What will your verse be?

Addressing Republican Party members on September 11, 1970, US Vice-President Spiro Agnew said: “In the United States today, we have more than our share of the nattering nabobs of negativism. They have formed their own 4-H Club — the ‘hopeless, hysterical hypochondriacs of history.’”

Agnew was taking a dig at those elements of American society who, in thinking they are dishing out enlightened criticism and displaying sophistication by attacking anything and everything the establishment does, are merely in the grip of a paralysing negativity.

Spiro Agnew may well have been peering into a crystal ball and seeing Zimbabwe in 2018.

Thankfully, the nabobs of negativity are gradually being drowned out by the spirit of positivity that defines the Second Republic.

It would be instructive for the noisy minority to correctly read the events of the past week and join the silent majority in contributing to the creation of a better Zimbabwe.

Mr Gerd Müller, Germany’s Minister of Economic Co-operation and Development, was here and said a Joint Commission was being established between the two nations.

“Germany and Europe have great interest on stability and peace in this country that is why we are building on the implementation of reforms and we will support the Government of Zimbabwe, especially to implement measures that will improve the situation for people in rural areas that will benefit agriculture,” Mr Müller said.

Germany is the world’s fourth-largest economy and the biggest manufacturer in Europe.

Further, it is very influential in the European Union, whose own GDP is this year estimated at US$19,7 trillion — or 22 percent of the global economy.

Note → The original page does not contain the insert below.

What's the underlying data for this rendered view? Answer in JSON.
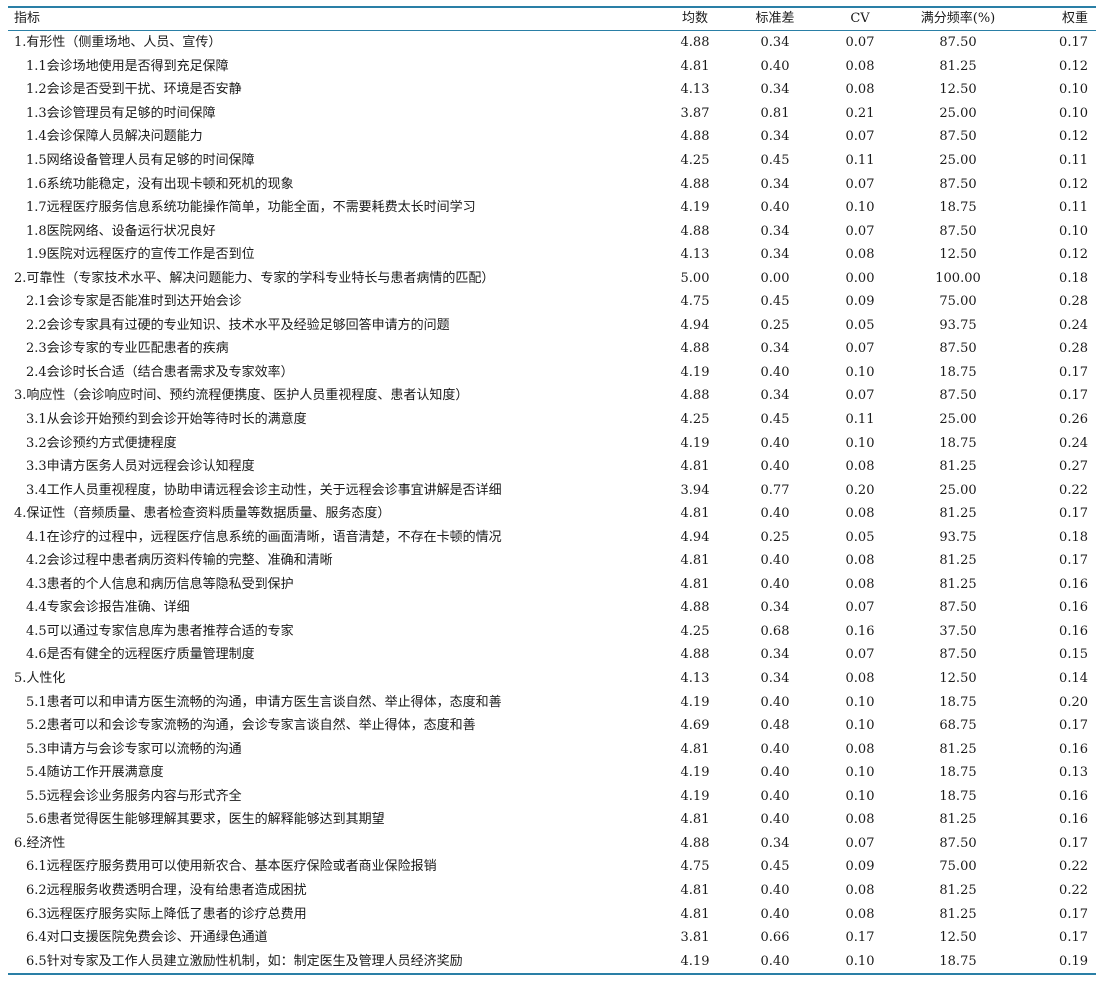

Do the nabobs of negativity know this? Do they know what it means when Germany and Zimbabwe agree to a Joint Commission? Are these not signs of an economy and a political administration on the march?

There is more from the past week.

Britain’s Theresa May was in South Africa, where the nabobs of negativity in that country tried to press her to condemn President Mnangagwa and in essence get her to distance the United Kingdom from Zimbabwe.

Her response: “The President is an elected President . . .”

Now, the UK is the world’s fifth-largest economy and ranks as the fifth biggest importer as well as third in terms of outward-bound FDI.

Are these not the kinds of economies the Second Republic should be dealing with in its quest to create a middle-income economy by 2030?

And as the nabobs of negativity read this, President Mnangagwa is in Beijing for the Forum on China-Africa Co-operation Summit.

For those who doubt the importance of Focac, listen to the counsel of United Nations Secretary-General Antonio Guterres. (Apparently opposition leader Mr Nelson Chamisa has a direct line to him and so it should not be hard for him to verify this.)

“The Africa-China co-operation is a central part of South-South co-operation. South-South Co-operation is more and more important in today’s world as a fundamental tool to allow for African countries to benefit from what has been the remarkable success of Chinese economic development in the past decades.

“. . . And with the dimension and the importance of the Chinese economy, the economic co-operation between Africa and China plays a very important strategic role.”

China is the second biggest economy in the world and the biggest in terms of purchasing power parity. It has the largest banking sector assets (US$39,9 trillion), is the fastest-growing consumer market, and second-largest importer.

And while all that is happening, Zimbabwe is on course to returning to the Commonwealth, a bloc that is projected to have internal trade worth US$1 trillion by 2020.

Surely, Zimbabwe is keeping fine company by any measure.

The question becomes: why would anyone think the country and its people will benefit from sabotaging such multilateral progress?

What Zimbabwe needs right now is for everyone to do their little bit to compliment these efforts.

We would like to draw the attention of the nabobs of negativity to Walt Whitman’s old poem, “O Me! O Life”.

“Oh me! Oh life! of the questions of these recurring, Of the endless trains of the faithless, of cities fill’d with the foolish . . . The question, O me! so sad, recurring — What good amid these, O me, O life?

“Answer. That you are here — that life exists and identity, That the powerful play goes on, and you may contribute a verse.”

As a Zimbabwean — as a student, as a farmer, as a politician, as a preacher, as a worker, as a business owner, as an artiste or an artisan — ask yourself: What will your verse be?

Will it be a soul-numbing, nation-killing negativity? Or will be honest, hard work?